Drebin:

In this repository, we provide the artefacts of our paper "Lessons Learnt on Reproducibility in Machine Learning Based Android Malware Detection", which has been accepted to be published in Empirical Software Engineering (EMSE).

Drebin:

To extract the features, use `GetApkData.py` script:

This script generates ".data" files that represent the features extracted from the APK files.

INPUTs are: The path to the APK files directory and optionally the number of CPUs to use. They are explained in details in the script. OUTPUTs are the ".data" file that has the list of the extracted features and the manifest file.

Example:

python GetApkData.py -d my_dataset

To embedd the features and perform the classification, use `classification_drebin.py` script:

This script embedd the features extracted with GetApkData.py in vectors space and it performs the classification using SVM LinearSVC classifier. Recall and Accuracy are calculated 10 times. Each experiment is performed with 66% of training set and 33% of test set, and scores are averaged. Roc curve is plotted using the last trained classifier from the 10 experiments.

INPUTs are:

- The path to the .data malware files directory, 
- The path to the .data goodware files directory, 
- The name of the txt file on which the results will be written, 
- The name of the pdf file on which the roc curve will be saved, 
- and optionally, The seed to fix for the experiments.

OUTPUTs are:

- the results text file,
- and roc curve pdf graph.

Example:

python classification_drebin.py -md my_dataset/malware/ -gd my_dataset/goodware/ -fs file_scores -roc file_roc

MaMaDoid:

To extract the features, use `mamadroid.py` script:

This script is used to generate the call graphs.

INPUTs are:

- The path to the APK files directory, 
- and the path to the Android platform directory

OUTPUTs are:

- 4 directories created inside the provided APK files directory. They are: 
    - "graphs" (it contains the call graphs), 
    - "family", 
    - "package",
    - "class" directories (they contain the abstarction of the call graphs to family, package, and class modes respectively).

Example:

python mamadroid.py -f my_dataset -d android/

To embedd the features, use `MaMaStat.py` script:

This script creates the features files for family and package modes.

INPUTs are:

- The names of the call graphs datasets in this format (database1:database2:database3). 
          You need to move the call graphs generated with `mamadroid.py` script, to "graphs" 
          directory that is in the same directory as `mamadroid.py` and `MaMaStat.py` scripts,
- Flag to write intermediate files or not.
          INPUTs are explained in more details in the script.

OUTPUTs are:

- The features files (one per indicated database) that are created as "name_of_the_database".csv files in the folders Features/Families and Features/Packages

Example:

python MaMaStat.py -d Trial1 -wf N

To perform the classification, use `classification_mamadroid.py` script:

This script performs MaMaDroid's classification using Random Forest classifier.

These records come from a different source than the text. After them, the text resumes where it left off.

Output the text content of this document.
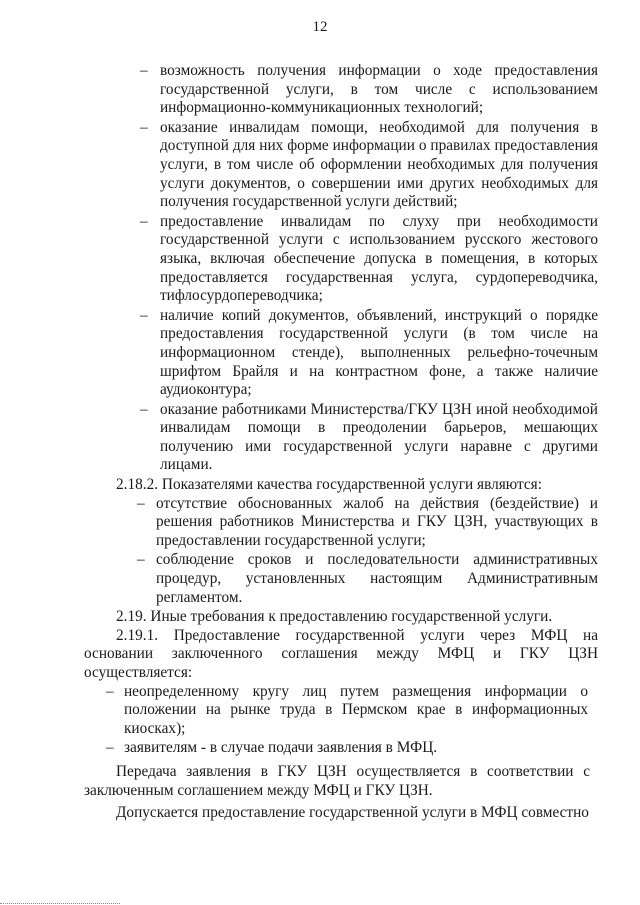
12
– возможность получения информации о ходе предоставления государственной услуги, в том числе с использованием информационно-коммуникационных технологий;
– оказание инвалидам помощи, необходимой для получения в доступной для них форме информации о правилах предоставления услуги, в том числе об оформлении необходимых для получения услуги документов, о совершении ими других необходимых для получения государственной услуги действий;
– предоставление инвалидам по слуху при необходимости государственной услуги с использованием русского жестового языка, включая обеспечение допуска в помещения, в которых предоставляется государственная услуга, сурдопереводчика, тифлосурдопереводчика;
– наличие копий документов, объявлений, инструкций о порядке предоставления государственной услуги (в том числе на информационном стенде), выполненных рельефно-точечным шрифтом Брайля и на контрастном фоне, а также наличие аудиоконтура;
– оказание работниками Министерства/ГКУ ЦЗН иной необходимой инвалидам помощи в преодолении барьеров, мешающих получению ими государственной услуги наравне с другими лицами.
2.18.2. Показателями качества государственной услуги являются:
– отсутствие обоснованных жалоб на действия (бездействие) и решения работников Министерства и ГКУ ЦЗН, участвующих в предоставлении государственной услуги;
– соблюдение сроков и последовательности административных процедур, установленных настоящим Административным регламентом.
2.19. Иные требования к предоставлению государственной услуги.
2.19.1. Предоставление государственной услуги через МФЦ на основании заключенного соглашения между МФЦ и ГКУ ЦЗН осуществляется:
– неопределенному кругу лиц путем размещения информации о положении на рынке труда в Пермском крае в информационных киосках);
– заявителям - в случае подачи заявления в МФЦ.
Передача заявления в ГКУ ЦЗН осуществляется в соответствии с заключенным соглашением между МФЦ и ГКУ ЦЗН.
Допускается предоставление государственной услуги в МФЦ совместно
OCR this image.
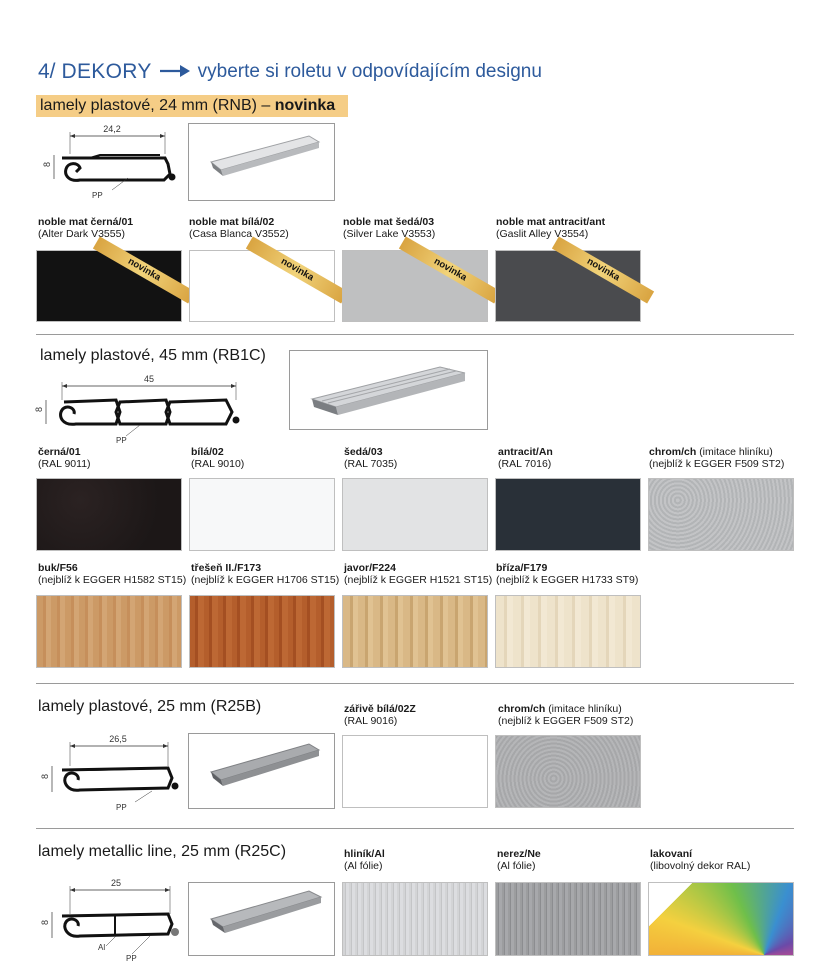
4/ DEKORY vyberte si roletu v odpovídajícím designu
lamely plastové, 24 mm (RNB) – novinka
24,2
8
PP
noble mat černá/01
(Alter Dark V3555)
noble mat bílá/02
(Casa Blanca V3552)
noble mat šedá/03
(Silver Lake V3553)
noble mat antracit/ant
(Gaslit Alley V3554)
novinka	novinka	novinka	novinka
lamely plastové, 45 mm (RB1C)
45
8
PP
černá/01
(RAL 9011)
bílá/02
(RAL 9010)
šedá/03
(RAL 7035)
antracit/An
(RAL 7016)
chrom/ch (imitace hliníku)
(nejblíž k EGGER F509 ST2)
buk/F56
(nejblíž k EGGER H1582 ST15)
třešeň II./F173
(nejblíž k EGGER H1706 ST15)
javor/F224
(nejblíž k EGGER H1521 ST15)
bříza/F179
(nejblíž k EGGER H1733 ST9)
lamely plastové, 25 mm (R25B)
26,5
8
PP
zářivě bílá/02Z
(RAL 9016)
chrom/ch (imitace hliníku)
(nejblíž k EGGER F509 ST2)
lamely metallic line, 25 mm (R25C)
25
8
Al
PP
hliník/Al
(Al fólie)
nerez/Ne
(Al fólie)
lakovaní
(libovolný dekor RAL)
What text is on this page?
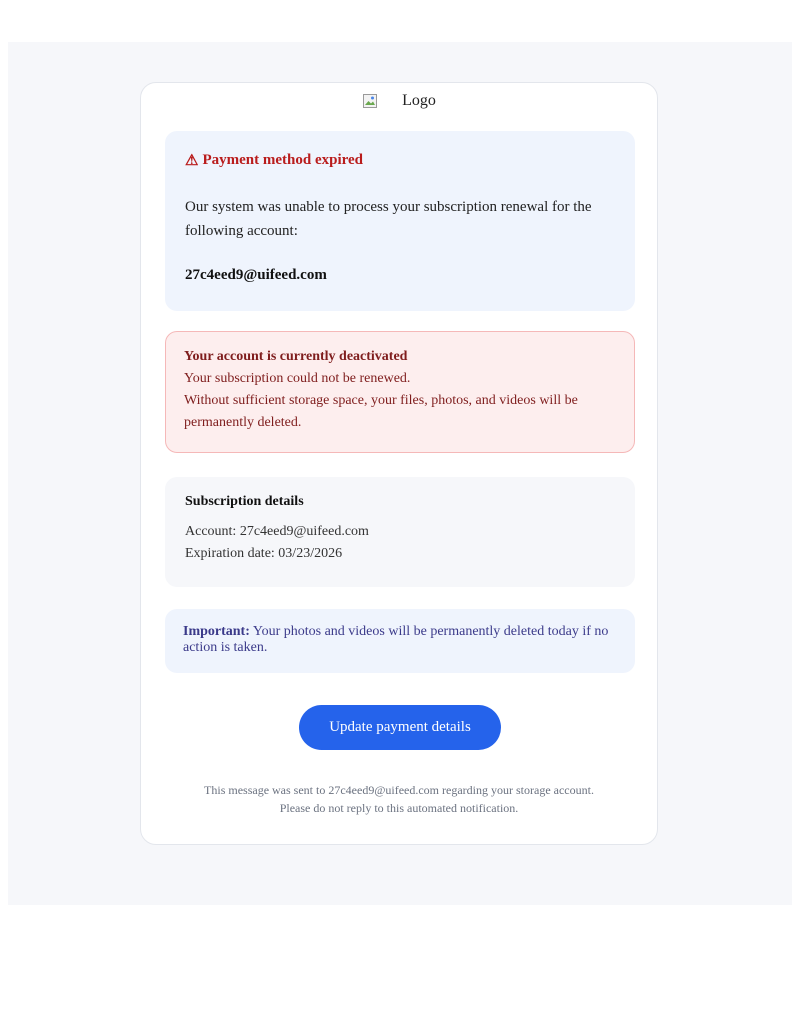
Logo
⚠ Payment method expired
Our system was unable to process your subscription renewal for the following account:
27c4eed9@uifeed.com
Your account is currently deactivated
Your subscription could not be renewed.
Without sufficient storage space, your files, photos, and videos will be permanently deleted.
Subscription details
Account: 27c4eed9@uifeed.com
Expiration date: 03/23/2026
Important: Your photos and videos will be permanently deleted today if no action is taken.
Update payment details
This message was sent to 27c4eed9@uifeed.com regarding your storage account.
Please do not reply to this automated notification.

Scores (Precision, Recall, F1-score) are calculated using 10-folds cross-validation with and without PCA for family and package modes.

INPUTs are:

- The path to the CSV features files of family mode, for drebin, 2013, 2014, 2015, 2016, 
         oldbenign, and newbenign datasets. These files are generated by `MaMaStat.py` script 
         in Features/Families,
- The path to the CSV features files of package mode, for drebin, 2013, 2014, 2015, 2016, 
         oldbenign, and newbenign datasets. These files are generated by `MaMaStat.py` script 
         in Features/Packages.
- The name of the txt file on which the results will be written, 
- and optionally, the seed to fix for the experiments.

OUTPUTs are:

- The results text file.

Example:

python classification_mamadroid.py -pf Features/Families -pp Features/Packages -fs file_scores

RevealDroid:

Notes:

-To build RevealDroid, please follow the instructions in https://bitbucket.org/joshuaga/revealdroid/src/master/

To download the apps and extract the features, use `load_apk_and_extract_features.py` script:

Load the CSV file from AndroZoo https://androzoo.uni.lu/lists and put it in your home directory ~/ It will be used in case you try to download apps from AndroZoo using their md5

INPUTs are:

- The path to the txt file containing the hashes,
- The name of your dataset: (e.g., my_dataset),
- A valid AndroZoo APIKEY

OUTPUTs are:

- The script downloads the apps from AndroZoo and extracts the features that are stored in:
    - data/apiusage/my_dataset
    - data/native_external_calls/my_dataset
    - android-reflection-analysis/data/my_dataset

For malware detection , use `run_cv_md.py` script:

INPUTs are:

- The name of your malware datasets separated by space. Note that the features of these datasets should be located in /data/apiusage/malware{i} /data/native_external_calls/malware{i} and ../android-reflection-analysis/data/malware{i}
- The name of your goodware datasets separated by space. Note that the features of these datasets should be located in /data/apiusage/goodware{i} /data/native_external_calls/goodware{i} and ../android-reflection-analysis/data/goodware{i}
- The name to be used to save the roc curve figure

OUTPUTs are:

- The script runs 10-fold cross-validation and prints average precision, average recall, and average F1-score for both malware and goodware
- It also generates the PR curve

For family detection , use `run_cv_family.py` script:

INPUTs are:

- The path to the file that contains hashes and their corresponding families separated by space. This file is located in dataset/revealdroid for both genome and all the malware datasets used in the experiments
- The name of your malware datasets to consider. They should be separated by space. Note that the features of these datasets should be located in /data/apiusage/malware{i} /data/native_external_calls/malware{i} and ../android-reflection-analysis/data/malware{i}.
Also, for genome, you should use "drebin" name as this collection contains the genome apps.
- The name to be used to save the roc curve figure

OUTPUTs are:

- The script runs 10-fold cross-validation and prints average accuracy

DroidCat:

After the publication of our paper, DroidCat's author contacted us and we provided him with more details on the dataset mismatches discussed in our paper. We note that our reproduction attempt of DroidCat was performed with the latest version of DroidCat artefacts publicly available at the time (Repo: https://bitbucket.org/haipeng_cai/droidcat/, latest commit: d108ace0ddb7c56c8f4ebce02801bfee2a3c5d24 Mars 31th, 2019). Hence the dataset mismatches in DroidCat artefacts we described in our paper may be fixed when you read this message (i.e., after August 4th, 2021).

Notes:

Make sure that droidcat repo is in your home directory ~/
Install the tools and dependecies listed in https://bitbucket.org/haipeng_cai/droidfax/src/master/portable/README
Make sure to install the android sdk manager in your home directory in ~/.android
You can also use our helping script install.sh but make sure to change the path of your java and the JAVA_HOME environment variable.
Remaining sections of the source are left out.